Ante la espantosa proliferación de nuevos artilugios móviles, la administración Colau ha decidido regular oportunamente los maléficos trastos con ruedas, plataformas, patinetes eléctricos y segways que deambulan por la ciudad amenazándonos el caminar (e incluso la vida), unos aparatos que la hiperalcaldesa ha echado de las aceras con el fin de engastarlos en el carril bici, si van en grupo, o en la calzada en zonas en que la velocidad máxima de la bala en cuestión no supere los treinta kilómetros por hora. Aplaudimos con alegría la iniciativa del Ayuntamiento y no solo porque nos complace caminar por la ciudad sin que un meteorito atente contra nuestra existencia, sino sobre todo porque el exilio de estas prótesis móviles a los carriles vehiculares nos permitirá ahorrarnos la cara de cretinos con la cual sus propietarios o usuarios nos estorban el paseo con aquel aire narcisista de complacencia tecnológica.

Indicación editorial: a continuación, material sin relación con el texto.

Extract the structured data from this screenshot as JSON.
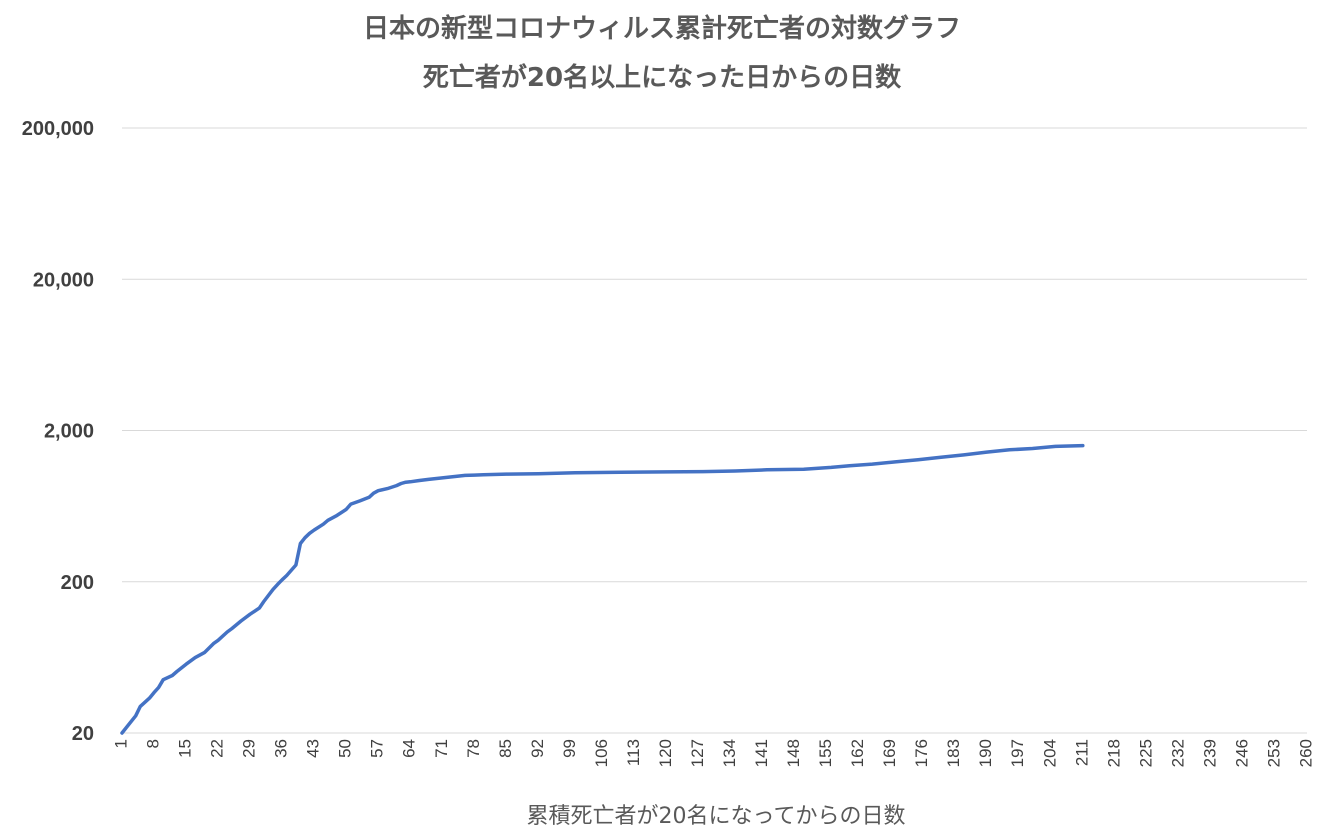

Pero la máquina no es la culpable de todo: de hecho, la mayoría de patinetes y de dispositivos similares copian punto por punto la poca gracia con que los barceloneses patean por las calles de la ciudad. Haced el ejercicio de salir al balcón durante cinco minutos y lo comprobaréis, constataréis rápidamente cómo los barceloneses no caminan por la calle, sino que se intentan cazar e interceptar con una avidez prácticamente atlética y una ferocidad militantemente africana. Poco importa que una calle, pongamos por caso en el Gòtic, esté prácticamente vacía de circulación, que si dos barceloneses coinciden a pie y se tienen que cruzar, harán todo lo posible por chocar entre ellos, inventarán las mil y una formas con que sus cuerpos puedan tropezar y con ello, balbuceando, emitir una disculpa desganada. Las carracas inventadas por los plomos de los californianos no son, por desgracia, las únicas responsables de este desvarío.

Los barceloneses han conseguido –con su pérfida obsesión por caminar haciendo curvas de ebrio, con su hábito repulsivo de transitar por el lado de las aceras como si fueran cabras de funambulismo, con su continuada afición por chocar como si fueran torpedos redentores– que el arte de caminar en paz y tranquilidad sea un asunto en vías de extinción. Es así como servidor, el más progresista entre los reaccionarios de esta ciudad, exige a la hiperalcaldesa que, aparte de ordenanzas municipales, talleres sobre feng shui y encuentros para urdir la mejor receta de cuscús, promueva rápidamente clases de caminar gratuitas para todos los barceloneses. La asignatura debería, en primer lugar, tocar el estilo, ya que no hay caminar digno sin una metódica del ir recto y gallardo por el mundo (¡nunca cruzando las piernas!), para pasar después a los elementos básicos del respeto y la distancia.

Las clases de caminar, amada alcaldesa, son ahora mucho más necesarias que la mandanga esta del Primavera Sound o que los insufribles conciertos de la Mercè, si es que la fractura social en Barcelona no se quiere hacer insoportable. Hay que empezar por todo lo más básico y no hay nada más perentorio que poder garantizar la urbanidad en las calles de nuestra Rosa de Foc, no hay nada más inaplazable que devolver la acera a sus hijos naturales, la gente que camina. Ahora que hemos echado las balas con ruedas al carril bici, no sería ningún escándalo echar también a todos los andadores incívicos reincidentes de la ciudad, porque así probarían su técnica torpe en forma de segway asesino. Caminar no tiene que ser un lujo, ni un ejercicio para sobrevivir. "Sí, se puede."